Now, as the seasons change from summer to fall and eventually to winter, and temperatures drop from record heat to potentially record cold, renewables and storage will once again play a key role in stabilizing the grid and keeping the heat on. So, while the forecast for record cold creates potential for further strain on an already vulnerable electric grid, this past summer has shown that renewables and battery storage can be leaned on to stabilize the grid and combat potential outages in the midst of severe weather. To best understand what’s in store for this winter and how these technologies can help the grid, let’s take a look back at what happened this summer.
Record heat in the summer of ‘23
In past years, grid operators relied solely on large-scale fossil-fuel fired power plants to meet power supply demand. This past summer was different, though. Grid operators had access to a diverse mix of power resources including an increasing amount of clean generation that included wind, solar and hydro, as well as energy storage. When a heat wave hit Texas in June, it resulted in record-breaking demand and non-fossil fuel resources contributed nearly 55% of total electricity generation to meet that demand, according to the Energy Information Administration (EIA).
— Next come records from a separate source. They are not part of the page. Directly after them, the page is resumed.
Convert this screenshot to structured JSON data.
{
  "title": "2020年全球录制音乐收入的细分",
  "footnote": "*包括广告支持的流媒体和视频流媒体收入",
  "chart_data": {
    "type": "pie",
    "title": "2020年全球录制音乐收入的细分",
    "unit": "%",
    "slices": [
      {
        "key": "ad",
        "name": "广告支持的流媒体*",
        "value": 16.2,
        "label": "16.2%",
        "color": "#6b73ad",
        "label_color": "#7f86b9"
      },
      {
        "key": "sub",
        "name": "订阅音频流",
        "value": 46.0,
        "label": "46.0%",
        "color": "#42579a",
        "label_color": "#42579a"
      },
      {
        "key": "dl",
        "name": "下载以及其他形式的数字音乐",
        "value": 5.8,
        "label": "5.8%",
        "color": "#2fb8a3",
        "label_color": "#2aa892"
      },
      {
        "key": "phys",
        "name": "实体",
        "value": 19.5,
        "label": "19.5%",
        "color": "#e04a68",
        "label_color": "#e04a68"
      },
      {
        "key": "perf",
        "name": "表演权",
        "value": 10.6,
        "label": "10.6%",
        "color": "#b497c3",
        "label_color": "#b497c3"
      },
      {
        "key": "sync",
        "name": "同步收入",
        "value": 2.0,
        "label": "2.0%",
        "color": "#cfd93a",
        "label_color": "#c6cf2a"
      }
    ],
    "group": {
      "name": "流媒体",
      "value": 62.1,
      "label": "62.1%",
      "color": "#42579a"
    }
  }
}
This diversification of the power mix reduces dependence on a single source of energy and, in turn, increases grid resiliency and stability. This diversification of available power resources was made possible by a combination of customer demand, clean energy goals and federal incentives, such as the Inflation Reduction Act (IRA).
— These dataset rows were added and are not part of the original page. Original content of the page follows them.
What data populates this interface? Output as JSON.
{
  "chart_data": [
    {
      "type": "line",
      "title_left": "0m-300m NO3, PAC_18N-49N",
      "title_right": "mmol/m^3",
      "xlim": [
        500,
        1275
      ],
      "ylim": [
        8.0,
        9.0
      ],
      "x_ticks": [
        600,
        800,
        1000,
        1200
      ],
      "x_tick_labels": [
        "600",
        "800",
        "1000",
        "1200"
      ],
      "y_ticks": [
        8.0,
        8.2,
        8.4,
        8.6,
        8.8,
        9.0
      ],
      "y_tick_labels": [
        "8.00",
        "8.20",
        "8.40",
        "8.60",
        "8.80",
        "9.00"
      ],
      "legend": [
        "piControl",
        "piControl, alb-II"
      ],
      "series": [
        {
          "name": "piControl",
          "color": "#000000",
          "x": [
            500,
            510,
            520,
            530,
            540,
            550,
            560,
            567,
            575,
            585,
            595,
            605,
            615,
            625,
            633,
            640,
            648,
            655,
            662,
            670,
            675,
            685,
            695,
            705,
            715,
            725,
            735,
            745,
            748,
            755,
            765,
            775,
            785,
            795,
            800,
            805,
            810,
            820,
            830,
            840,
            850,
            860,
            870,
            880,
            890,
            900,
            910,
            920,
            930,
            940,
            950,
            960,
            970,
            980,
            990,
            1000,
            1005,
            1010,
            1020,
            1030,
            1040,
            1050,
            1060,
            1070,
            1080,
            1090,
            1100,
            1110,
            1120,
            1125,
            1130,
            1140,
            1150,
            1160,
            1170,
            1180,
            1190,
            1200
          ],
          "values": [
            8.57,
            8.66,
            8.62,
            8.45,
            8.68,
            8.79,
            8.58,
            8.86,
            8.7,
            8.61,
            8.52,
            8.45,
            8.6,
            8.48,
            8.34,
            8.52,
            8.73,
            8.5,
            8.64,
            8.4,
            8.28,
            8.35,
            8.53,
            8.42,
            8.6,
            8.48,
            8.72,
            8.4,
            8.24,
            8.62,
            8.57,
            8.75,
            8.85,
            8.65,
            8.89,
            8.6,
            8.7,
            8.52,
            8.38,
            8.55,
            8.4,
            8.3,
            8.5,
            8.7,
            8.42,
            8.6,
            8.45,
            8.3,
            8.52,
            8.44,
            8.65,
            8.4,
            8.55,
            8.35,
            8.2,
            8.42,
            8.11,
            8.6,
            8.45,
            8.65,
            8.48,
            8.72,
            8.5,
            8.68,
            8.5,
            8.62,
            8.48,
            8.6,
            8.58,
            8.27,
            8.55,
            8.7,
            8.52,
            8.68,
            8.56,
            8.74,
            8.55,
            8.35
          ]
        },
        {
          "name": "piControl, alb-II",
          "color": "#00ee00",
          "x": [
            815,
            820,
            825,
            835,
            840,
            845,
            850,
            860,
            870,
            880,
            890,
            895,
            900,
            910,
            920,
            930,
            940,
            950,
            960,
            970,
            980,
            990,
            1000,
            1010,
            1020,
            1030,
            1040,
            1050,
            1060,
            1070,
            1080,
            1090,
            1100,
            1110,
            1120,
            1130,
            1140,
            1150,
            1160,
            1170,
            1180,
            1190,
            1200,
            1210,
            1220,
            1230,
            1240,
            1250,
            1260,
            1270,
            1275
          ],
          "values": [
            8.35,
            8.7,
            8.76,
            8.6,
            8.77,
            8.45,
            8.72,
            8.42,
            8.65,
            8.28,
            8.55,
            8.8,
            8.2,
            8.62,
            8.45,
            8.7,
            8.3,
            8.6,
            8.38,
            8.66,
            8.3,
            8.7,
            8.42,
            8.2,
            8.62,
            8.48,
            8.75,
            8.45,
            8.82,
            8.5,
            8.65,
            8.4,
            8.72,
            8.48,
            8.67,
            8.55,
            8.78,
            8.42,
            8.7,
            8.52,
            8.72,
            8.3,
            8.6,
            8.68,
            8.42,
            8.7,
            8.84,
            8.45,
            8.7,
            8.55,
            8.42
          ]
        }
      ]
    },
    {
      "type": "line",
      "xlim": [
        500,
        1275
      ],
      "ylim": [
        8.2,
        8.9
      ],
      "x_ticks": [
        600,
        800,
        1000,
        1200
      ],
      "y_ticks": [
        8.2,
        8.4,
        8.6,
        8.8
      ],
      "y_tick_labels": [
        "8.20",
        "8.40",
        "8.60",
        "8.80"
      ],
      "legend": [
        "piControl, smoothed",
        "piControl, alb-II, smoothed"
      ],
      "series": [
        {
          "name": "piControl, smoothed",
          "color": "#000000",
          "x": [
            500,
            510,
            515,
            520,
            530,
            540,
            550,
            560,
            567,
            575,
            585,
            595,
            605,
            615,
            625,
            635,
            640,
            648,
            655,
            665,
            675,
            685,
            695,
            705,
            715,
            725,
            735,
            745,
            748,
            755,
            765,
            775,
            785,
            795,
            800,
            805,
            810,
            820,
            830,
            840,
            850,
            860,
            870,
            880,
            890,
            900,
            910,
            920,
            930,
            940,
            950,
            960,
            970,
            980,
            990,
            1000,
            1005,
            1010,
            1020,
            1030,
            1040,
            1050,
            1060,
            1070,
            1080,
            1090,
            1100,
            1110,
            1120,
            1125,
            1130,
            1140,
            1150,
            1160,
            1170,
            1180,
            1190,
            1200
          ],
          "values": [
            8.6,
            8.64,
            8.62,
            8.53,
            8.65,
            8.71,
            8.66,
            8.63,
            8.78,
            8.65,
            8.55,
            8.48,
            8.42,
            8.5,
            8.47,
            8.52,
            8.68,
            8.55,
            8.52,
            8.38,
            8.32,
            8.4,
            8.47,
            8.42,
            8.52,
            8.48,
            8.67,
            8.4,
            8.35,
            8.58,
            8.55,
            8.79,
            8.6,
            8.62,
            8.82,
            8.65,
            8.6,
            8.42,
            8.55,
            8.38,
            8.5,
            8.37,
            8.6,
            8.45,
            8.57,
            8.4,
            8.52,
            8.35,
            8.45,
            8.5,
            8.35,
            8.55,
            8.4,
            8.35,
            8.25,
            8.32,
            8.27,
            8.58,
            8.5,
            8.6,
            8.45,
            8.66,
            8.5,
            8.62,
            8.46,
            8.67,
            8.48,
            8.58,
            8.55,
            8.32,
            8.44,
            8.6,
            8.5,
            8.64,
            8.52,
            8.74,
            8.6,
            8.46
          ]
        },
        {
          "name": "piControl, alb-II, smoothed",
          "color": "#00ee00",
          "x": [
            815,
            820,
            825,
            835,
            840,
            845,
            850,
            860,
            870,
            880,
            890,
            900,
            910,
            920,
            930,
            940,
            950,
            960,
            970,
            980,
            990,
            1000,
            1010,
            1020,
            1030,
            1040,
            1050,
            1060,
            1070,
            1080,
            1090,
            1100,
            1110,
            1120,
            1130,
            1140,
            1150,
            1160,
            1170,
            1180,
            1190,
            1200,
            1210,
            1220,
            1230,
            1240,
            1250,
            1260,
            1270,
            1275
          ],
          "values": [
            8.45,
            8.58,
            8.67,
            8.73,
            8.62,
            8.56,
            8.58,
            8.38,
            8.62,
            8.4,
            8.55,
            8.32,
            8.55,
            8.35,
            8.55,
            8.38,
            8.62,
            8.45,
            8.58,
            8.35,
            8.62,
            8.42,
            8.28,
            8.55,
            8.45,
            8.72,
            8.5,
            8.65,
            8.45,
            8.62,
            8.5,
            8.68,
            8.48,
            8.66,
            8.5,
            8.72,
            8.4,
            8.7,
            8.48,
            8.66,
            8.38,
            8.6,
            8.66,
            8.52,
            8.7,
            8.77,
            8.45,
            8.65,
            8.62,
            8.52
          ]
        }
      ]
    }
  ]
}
Prior to this summer, challenges such as equipment costs, inflation and supply-chain disruptions held back the wide-scale development of battery storage projects. Now, battery storage has emerged as a technology that’s capable of bridging the gap between intermittent renewable energy generation and customer energy consumption, which has spurred the industry to accelerate widespread adoption of the technology. For example, in early September, Texas grid operators went into a state of emergency as ERCOT’s operating reserves took a dip and requested Texans to conserve their electricity use. While all available power generation was brought online that night, a record amount of battery storage also came online, providing 2,172 megawatts and preventing rolling blackouts.
Strategies like this will soon become the norm for grid operators as evidenced by energy developers’ plans for record amounts of battery installations across the U.S. this year, according to a joint research report from consulting firm Wood Mackenzie and the American Clean Power Association.
What’s in store for this winter?
This winter, the best-case scenario is that the electric grid will perform throughout the winter as renewable energy provides a more resilient, predictable supply of power while energy storage systems extend the value of those resources. In addition to reliably serving customers when demand soars, utilities and grid operators will be looking to renewables and storage to meet demand in a cost-effective manner and avoid traditional winter price spikes.
Typically, during times of peak demand, utilities and grid operators had been forced to activate older, less-efficient oil and diesel-powered generators, which are among the most expensive and most polluting resources remaining on the power grid. Instead of reverting to older, inefficient strategies, utilities and grid operators can now turn to battery storage to help eliminate high cost and pollution. This is done by storing renewable energy when it’s cheapest and demand is low, then dispatching it when it’s most expensive and demand is high. If this scenario does play out, the positive impact energy storage has on energy costs will go a long way in accelerating the energy transition, as grid operators, utilities and consumers will no longer need to worry about seasonal energy reliability or winter price spikes.
As the country navigates this mid-transition period, collaboration between natural gas, renewables and battery storage will be critical in maintaining a safe and reliable grid, especially in the midst of severe weather, no matter the time of year.
Grid operators and utilities will more than likely make it through this winter by leveraging energy storage and renewables paired together to meet demand, but the mid-transition must be accelerated. However, if pace of the transition to renewable energy is not sped up, our overreliance on fossil fuels could lead to more outages and higher energy costs. This summer was a step in the right direction for the transition to clean energy, but there is still more work to be done in order to fully realize a transition to clean energy.